If these measures have any impact at all, it will likely be quite marginal. On their own, mortgage subsidies or tax rebates aren’t enough to meaningfully revive housing demand. What really matters is whether real interest rates can come down and whether household expectations, especially about income and job prospects, can recover in a sustained way. Without progress on those fronts, it’s hard to see demand picking up in a meaningful or lasting manner.

A property tax has been mooted as a way to fill local government coffers and replace revenue losses due to declining land sales. When might we see a tax levied on homeowners? What form will it take? And will it put further pressure on home prices?

A nationwide property tax was clearly on the Chinese leadership’s agenda before the housing market peaked. It appeared in major policy documents, and in 2021, Beijing even authorized pilot programs. But that push stalled quickly. In 2022, the finance ministry put the pilots on hold, and since then the topic has largely disappeared from official statements.

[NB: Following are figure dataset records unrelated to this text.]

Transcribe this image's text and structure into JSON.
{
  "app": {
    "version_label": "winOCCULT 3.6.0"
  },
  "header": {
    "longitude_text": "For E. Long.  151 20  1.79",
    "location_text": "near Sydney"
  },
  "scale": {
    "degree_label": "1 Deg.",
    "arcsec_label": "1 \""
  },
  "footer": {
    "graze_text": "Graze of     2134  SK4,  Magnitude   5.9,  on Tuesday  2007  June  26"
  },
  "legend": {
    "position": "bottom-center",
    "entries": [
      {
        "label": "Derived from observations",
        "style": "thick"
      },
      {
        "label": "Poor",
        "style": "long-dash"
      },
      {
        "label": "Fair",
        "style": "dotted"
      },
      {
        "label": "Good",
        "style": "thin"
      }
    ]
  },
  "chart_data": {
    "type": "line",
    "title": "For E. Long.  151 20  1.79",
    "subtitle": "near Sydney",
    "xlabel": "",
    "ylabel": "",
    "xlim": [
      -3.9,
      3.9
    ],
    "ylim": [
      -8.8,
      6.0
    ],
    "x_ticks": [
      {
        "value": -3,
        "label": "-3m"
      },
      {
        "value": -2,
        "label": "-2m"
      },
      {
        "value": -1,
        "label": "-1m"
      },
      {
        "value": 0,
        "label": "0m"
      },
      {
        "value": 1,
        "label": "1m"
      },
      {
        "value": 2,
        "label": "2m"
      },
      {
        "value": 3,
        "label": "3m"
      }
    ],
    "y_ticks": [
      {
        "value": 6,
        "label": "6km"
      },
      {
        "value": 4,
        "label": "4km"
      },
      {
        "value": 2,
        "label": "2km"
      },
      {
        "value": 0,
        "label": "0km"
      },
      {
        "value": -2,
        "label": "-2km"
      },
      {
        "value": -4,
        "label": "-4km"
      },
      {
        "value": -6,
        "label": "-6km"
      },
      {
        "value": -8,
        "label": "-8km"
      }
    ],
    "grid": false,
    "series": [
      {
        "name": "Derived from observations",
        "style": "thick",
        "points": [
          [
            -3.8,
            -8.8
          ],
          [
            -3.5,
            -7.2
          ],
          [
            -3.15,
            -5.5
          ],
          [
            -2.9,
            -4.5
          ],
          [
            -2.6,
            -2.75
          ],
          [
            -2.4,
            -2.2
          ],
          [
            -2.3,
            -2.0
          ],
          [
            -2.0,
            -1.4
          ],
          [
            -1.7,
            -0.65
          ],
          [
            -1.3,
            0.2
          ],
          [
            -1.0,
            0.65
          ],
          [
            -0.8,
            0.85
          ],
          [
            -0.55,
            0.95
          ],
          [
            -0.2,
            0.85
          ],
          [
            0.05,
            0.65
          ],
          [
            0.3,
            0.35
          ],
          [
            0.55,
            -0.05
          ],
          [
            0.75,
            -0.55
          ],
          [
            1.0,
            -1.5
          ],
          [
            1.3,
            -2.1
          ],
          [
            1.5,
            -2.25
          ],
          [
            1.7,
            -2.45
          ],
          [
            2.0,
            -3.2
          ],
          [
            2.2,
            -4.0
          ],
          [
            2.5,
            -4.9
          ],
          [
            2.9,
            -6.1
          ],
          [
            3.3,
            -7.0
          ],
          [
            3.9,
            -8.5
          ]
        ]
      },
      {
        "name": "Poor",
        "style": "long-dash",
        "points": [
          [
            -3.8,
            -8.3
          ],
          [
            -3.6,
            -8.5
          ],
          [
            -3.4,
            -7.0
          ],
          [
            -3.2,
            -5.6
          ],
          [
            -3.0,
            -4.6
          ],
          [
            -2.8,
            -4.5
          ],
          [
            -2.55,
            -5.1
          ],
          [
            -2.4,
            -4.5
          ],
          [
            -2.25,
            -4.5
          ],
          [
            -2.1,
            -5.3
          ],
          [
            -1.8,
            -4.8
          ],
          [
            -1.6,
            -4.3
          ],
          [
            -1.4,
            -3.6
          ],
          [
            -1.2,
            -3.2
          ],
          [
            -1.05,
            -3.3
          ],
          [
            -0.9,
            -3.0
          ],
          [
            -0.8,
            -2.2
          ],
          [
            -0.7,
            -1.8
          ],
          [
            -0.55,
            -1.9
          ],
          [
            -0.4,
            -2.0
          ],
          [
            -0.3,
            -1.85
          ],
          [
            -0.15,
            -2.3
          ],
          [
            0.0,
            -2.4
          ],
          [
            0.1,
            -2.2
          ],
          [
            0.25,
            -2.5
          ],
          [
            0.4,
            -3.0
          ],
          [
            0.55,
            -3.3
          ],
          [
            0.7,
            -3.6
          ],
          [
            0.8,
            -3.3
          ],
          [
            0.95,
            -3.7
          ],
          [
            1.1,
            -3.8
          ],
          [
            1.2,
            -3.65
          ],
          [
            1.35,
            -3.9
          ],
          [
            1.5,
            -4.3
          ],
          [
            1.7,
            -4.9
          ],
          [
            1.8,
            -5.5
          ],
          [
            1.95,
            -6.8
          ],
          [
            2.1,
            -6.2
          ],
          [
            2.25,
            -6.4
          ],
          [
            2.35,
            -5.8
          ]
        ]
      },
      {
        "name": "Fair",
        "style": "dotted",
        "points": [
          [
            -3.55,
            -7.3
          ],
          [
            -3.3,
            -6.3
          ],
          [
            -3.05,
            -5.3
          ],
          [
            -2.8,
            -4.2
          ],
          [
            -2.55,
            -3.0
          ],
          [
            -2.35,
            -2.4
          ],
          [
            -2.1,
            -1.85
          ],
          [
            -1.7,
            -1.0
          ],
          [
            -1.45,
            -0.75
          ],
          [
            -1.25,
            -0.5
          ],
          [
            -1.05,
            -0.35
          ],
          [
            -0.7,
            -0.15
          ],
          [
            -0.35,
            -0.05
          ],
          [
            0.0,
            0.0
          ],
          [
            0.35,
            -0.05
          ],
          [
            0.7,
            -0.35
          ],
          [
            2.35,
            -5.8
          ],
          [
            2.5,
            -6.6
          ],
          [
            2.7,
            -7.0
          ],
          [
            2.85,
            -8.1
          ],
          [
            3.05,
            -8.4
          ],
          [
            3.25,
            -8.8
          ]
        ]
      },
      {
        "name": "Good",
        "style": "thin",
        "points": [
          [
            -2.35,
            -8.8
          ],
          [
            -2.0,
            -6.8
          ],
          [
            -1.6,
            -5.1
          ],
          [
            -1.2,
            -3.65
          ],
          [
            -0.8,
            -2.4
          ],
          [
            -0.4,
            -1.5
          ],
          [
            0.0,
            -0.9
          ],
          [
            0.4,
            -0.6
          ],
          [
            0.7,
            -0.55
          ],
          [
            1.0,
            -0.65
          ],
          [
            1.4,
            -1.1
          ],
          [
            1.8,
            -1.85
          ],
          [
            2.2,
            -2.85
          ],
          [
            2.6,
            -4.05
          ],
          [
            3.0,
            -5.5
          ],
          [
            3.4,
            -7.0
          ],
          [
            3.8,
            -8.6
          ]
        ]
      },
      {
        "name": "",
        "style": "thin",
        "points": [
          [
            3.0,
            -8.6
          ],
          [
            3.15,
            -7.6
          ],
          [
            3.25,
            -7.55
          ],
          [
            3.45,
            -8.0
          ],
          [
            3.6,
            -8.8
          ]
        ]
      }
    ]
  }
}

Introducing a property tax now would likely put additional pressure on prices and demand, which could worsen local government finances rather than fix them.

The biggest issue is timing and feasibility. The housing market is still weak, and introducing a property tax now would likely put additional pressure on prices and demand, which could worsen local government finances rather than fix them. There’s also strong resistance from wealthy homeowners, local officials, and developers, and public acceptance is far from guaranteed. Many households are asset-rich but cash-poor, especially in big cities where price-to-income ratios remain high. A recurring property tax would be very sensitive politically.

So, while a property tax makes sense in theory as a more sustainable revenue source, in practice it’s hard to see a nationwide rollout happening anytime soon. If it does move forward, it’s more likely to start cautiously, with low rates, narrow coverage, and lots of exemptions, rather than as a broad, revenue-raising tax.